# Project Part 3

[![Kaggle](https://kaggle.com/static/images/open-in-kaggle.svg)](https://www.kaggle.com/ciscoyslas/deeplearningmodelyslas/edit)


_This notebook will build a deep learning model to predict ABV (Alcohol by Volume) from a dataset of craft beers._

## 1. Introduction/Background



## 2. Exploratory Data Analysis



In [2]:
import pandas as pd
import numpy as np
from gensim.models import Word2Vec
from gensim.models import KeyedVectors
from tensorflow.keras.optimizers import Adam
from tensorflow.keras.models import Sequential
from tensorflow.keras.models import Model
from tensorflow.keras.layers import Dense, Input, Embedding, Flatten, Concatenate
from tensorflow.keras.preprocessing.sequence import pad_sequences
from sklearn.model_selection import train_test_split
from sklearn.preprocessing import MinMaxScaler



In [8]:
beers_df = pd.read_csv('/kaggle/input/craft-cans/beers.csv')
test_df = pd.read_csv('/kaggle/input/craft-cans/beers.csv')

In [9]:
# Loading pre-trained Word2Vec embeddings
word2vec_path = '/kaggle/input/word-embeddings/GoogleNews-vectors-negative300.bin'
word2vec_model = KeyedVectors.load_word2vec_format(word2vec_path, binary=True)


# Tokenize and pad sequences for the 'style' column
max_sequence_length_style = 50
text_data_style = pad_sequences(beers_df['style'].apply(lambda x: [word2vec_model.key_to_index[word] for word in str(x).split() if word in word2vec_model.key_to_index]).tolist(), maxlen=max_sequence_length_style)

# Tokenize and pad sequences for the 'name' column
max_sequence_length_name = 20 
text_data_name = pad_sequences(beers_df['name'].apply(lambda x: [word2vec_model.key_to_index[word] for word in str(x).split() if word in word2vec_model.key_to_index]).tolist(), maxlen=max_sequence_length_name)

# Normalize numerical features
numerical_data = MinMaxScaler().fit_transform(beers_df[['ibu', 'ounces']].values)

In [10]:
# Concatenate text and numerical features
X_text = np.concatenate([text_data_style, text_data_name], axis=1)
X_num = numerical_data
y = beers_df['abv'].values

#Define input layers
input_text = Input(shape=(max_sequence_length_style + max_sequence_length_name,))
input_num = Input(shape=(2,)) 

# Word embedding layer for text data
embedding_layer = Embedding(input_dim=len(word2vec_model.key_to_index), output_dim=300, input_length=max_sequence_length_style + max_sequence_length_name)(input_text)
flatten_layer = Flatten()(embedding_layer)

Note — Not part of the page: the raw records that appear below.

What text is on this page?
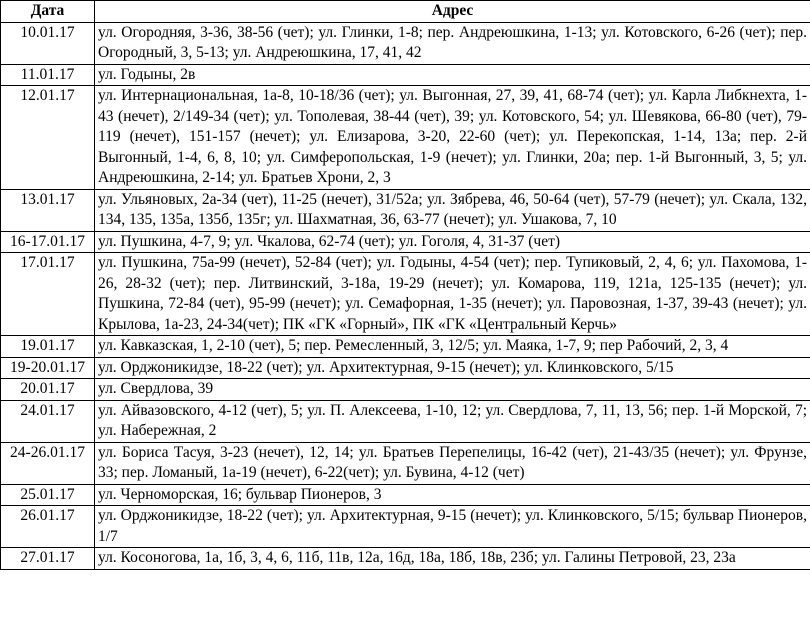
Дата	Адрес
10.01.17	ул. Огородняя, 3-36, 38-56 (чет); ул. Глинки, 1-8; пер. Андреюшкина, 1-13; ул. Котовского, 6-26 (чет); пер. Огородный, 3, 5-13; ул. Андреюшкина, 17, 41, 42
11.01.17	ул. Годыны, 2в
12.01.17	ул. Интернациональная, 1а-8, 10-18/36 (чет); ул. Выгонная, 27, 39, 41, 68-74 (чет); ул. Карла Либкнехта, 1-43 (нечет), 2/149-34 (чет); ул. Тополевая, 38-44 (чет), 39; ул. Котовского, 54; ул. Шевякова, 66-80 (чет), 79-119 (нечет), 151-157 (нечет); ул. Елизарова, 3-20, 22-60 (чет); ул. Перекопская, 1-14, 13а; пер. 2-й Выгонный, 1-4, 6, 8, 10; ул. Симферопольская, 1-9 (нечет); ул. Глинки, 20а; пер. 1-й Выгонный, 3, 5; ул. Андреюшкина, 2-14; ул. Братьев Хрони, 2, 3
13.01.17	ул. Ульяновых, 2а-34 (чет), 11-25 (нечет), 31/52а; ул. Зябрева, 46, 50-64 (чет), 57-79 (нечет); ул. Скала, 132, 134, 135, 135а, 135б, 135г; ул. Шахматная, 36, 63-77 (нечет); ул. Ушакова, 7, 10
16-17.01.17	ул. Пушкина, 4-7, 9; ул. Чкалова, 62-74 (чет); ул. Гоголя, 4, 31-37 (чет)
17.01.17	ул. Пушкина, 75а-99 (нечет), 52-84 (чет); ул. Годыны, 4-54 (чет); пер. Тупиковый, 2, 4, 6; ул. Пахомова, 1-26, 28-32 (чет); пер. Литвинский, 3-18а, 19-29 (нечет); ул. Комарова, 119, 121а, 125-135 (нечет); ул. Пушкина, 72-84 (чет), 95-99 (нечет); ул. Семафорная, 1-35 (нечет); ул. Паровозная, 1-37, 39-43 (нечет); ул. Крылова, 1а-23, 24-34(чет); ПК «ГК «Горный», ПК «ГК «Центральный Керчь»
19.01.17	ул. Кавказская, 1, 2-10 (чет), 5; пер. Ремесленный, 3, 12/5; ул. Маяка, 1-7, 9; пер Рабочий, 2, 3, 4
19-20.01.17	ул. Орджоникидзе, 18-22 (чет); ул. Архитектурная, 9-15 (нечет); ул. Клинковского, 5/15
20.01.17	ул. Свердлова, 39
24.01.17	ул. Айвазовского, 4-12 (чет), 5; ул. П. Алексеева, 1-10, 12; ул. Свердлова, 7, 11, 13, 56; пер. 1-й Морской, 7; ул. Набережная, 2
24-26.01.17	ул. Бориса Тасуя, 3-23 (нечет), 12, 14; ул. Братьев Перепелицы, 16-42 (чет), 21-43/35 (нечет); ул. Фрунзе, 33; пер. Ломаный, 1а-19 (нечет), 6-22(чет); ул. Бувина, 4-12 (чет)
25.01.17	ул. Черноморская, 16; бульвар Пионеров, 3
26.01.17	ул. Орджоникидзе, 18-22 (чет); ул. Архитектурная, 9-15 (нечет); ул. Клинковского, 5/15; бульвар Пионеров, 1/7
27.01.17	ул. Косоногова, 1а, 1б, 3, 4, 6, 11б, 11в, 12а, 16д, 18а, 18б, 18в, 23б; ул. Галины Петровой, 23, 23а
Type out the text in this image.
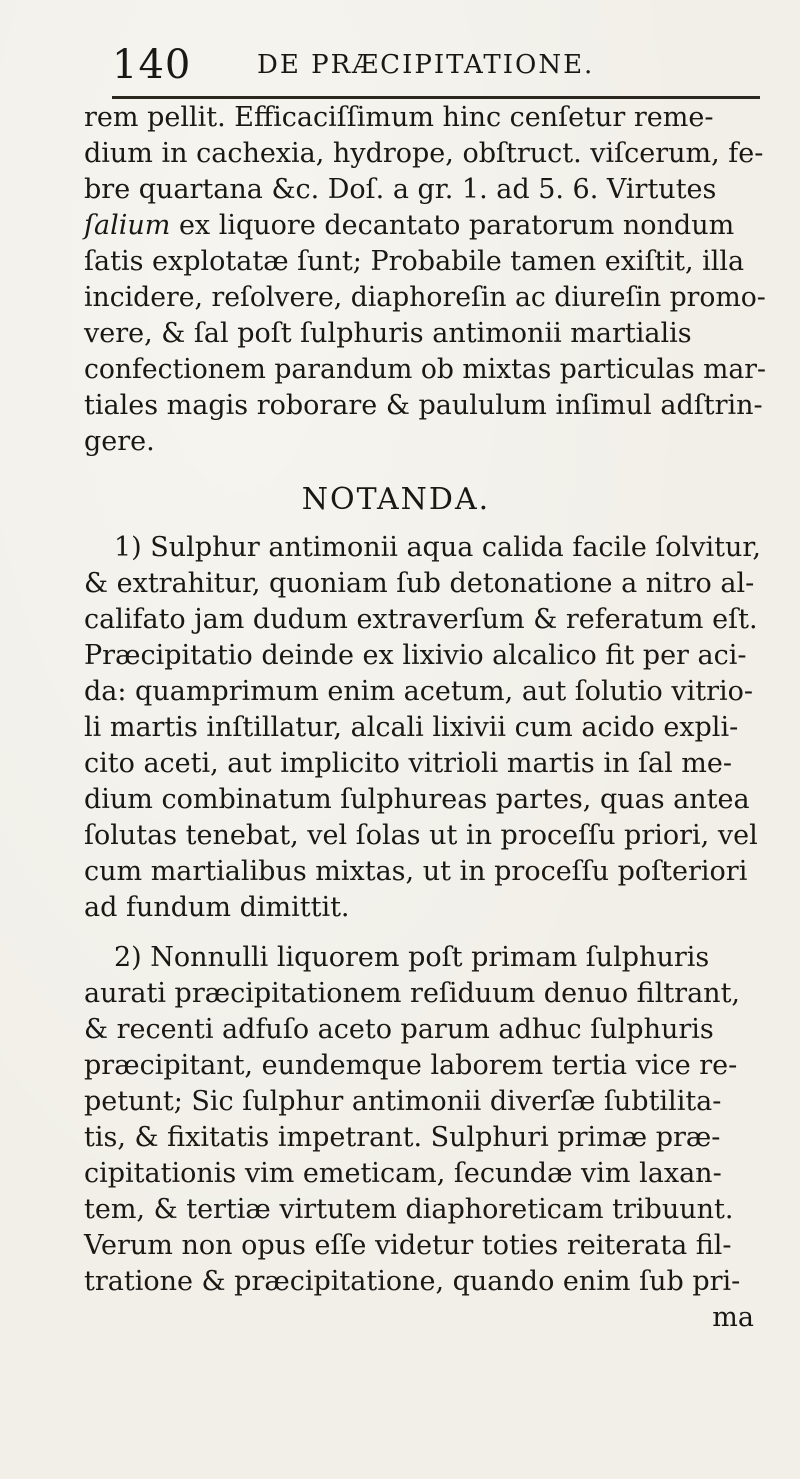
140	DE PRÆCIPITATIONE.
rem pellit. Efficaciſſimum hinc cenſetur reme-
dium in cachexia, hydrope, obſtruct. viſcerum, fe-
bre quartana &c. Doſ. a gr. 1. ad 5. 6. Virtutes
ſalium ex liquore decantato paratorum nondum
ſatis explotatæ ſunt; Probabile tamen exiſtit, illa
incidere, reſolvere, diaphoreſin ac diureſin promo-
vere, & ſal poſt ſulphuris antimonii martialis
confectionem parandum ob mixtas particulas mar-
tiales magis roborare & paululum inſimul adſtrin-
gere.
NOTANDA.
1) Sulphur antimonii aqua calida facile ſolvitur,
& extrahitur, quoniam ſub detonatione a nitro al-
califato jam dudum extraverſum & referatum eſt.
Præcipitatio deinde ex lixivio alcalico fit per aci-
da: quamprimum enim acetum, aut ſolutio vitrio-
li martis inſtillatur, alcali lixivii cum acido expli-
cito aceti, aut implicito vitrioli martis in ſal me-
dium combinatum ſulphureas partes, quas antea
ſolutas tenebat, vel ſolas ut in proceſſu priori, vel
cum martialibus mixtas, ut in proceſſu poſteriori
ad fundum dimittit.
2) Nonnulli liquorem poſt primam ſulphuris
aurati præcipitationem reſiduum denuo filtrant,
& recenti adfuſo aceto parum adhuc ſulphuris
præcipitant, eundemque laborem tertia vice re-
petunt; Sic ſulphur antimonii diverſæ ſubtilita-
tis, & fixitatis impetrant. Sulphuri primæ præ-
cipitationis vim emeticam, ſecundæ vim laxan-
tem, & tertiæ virtutem diaphoreticam tribuunt.
Verum non opus eſſe videtur toties reiterata fil-
tratione & præcipitatione, quando enim ſub pri-
ma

# Concatenate the flattened text data and numerical data
concatenated_layer = Concatenate()([flatten_layer, input_num])

# Dense layers for the combined data
dense1 = Dense(128, activation='relu')(concatenated_layer)
output_layer = Dense(1)(dense1)

In [1]:
# Define the model
model = Model(inputs=[input_text, input_num], outputs=output_layer)

# Compile the model
model.compile(optimizer=Adam(learning_rate=0.001), loss='mean_squared_error')

# Split the data into training and validation sets
X_train_text, X_val_text, X_train_num, X_val_num, y_train, y_val = train_test_split(X_text, X_num, y, test_size=0.2, random_state=42)

# Train the model
model.fit([X_train_text, X_train_num], y_train, epochs=10, batch_size = 16, validation_data=([X_val_text, X_val_num], y_val))


NameError: name 'Model' is not defined

In [None]:
# Evaluate the model on a test set
X_test_text_style = pad_sequences(test_df['style'].apply(lambda x: [word2vec_model.key_to_index[word] for word in str(x).split() if word in word2vec_model.key_to_index]).tolist(), maxlen=max_sequence_length_style)
X_test_text_name = pad_sequences(test_df['name'].apply(lambda x: [word2vec_model.key_to_index[word] for word in str(x).split() if word in word2vec_model.key_to_index]).tolist(), maxlen=max_sequence_length_name)
X_test_num = MinMaxScaler().fit_transform(test_df[['ibu', 'ounces']].values)
model.evaluate([np.concatenate([X_test_text_style, X_test_text_name], axis=1), X_test_num], test_df['abv'].values)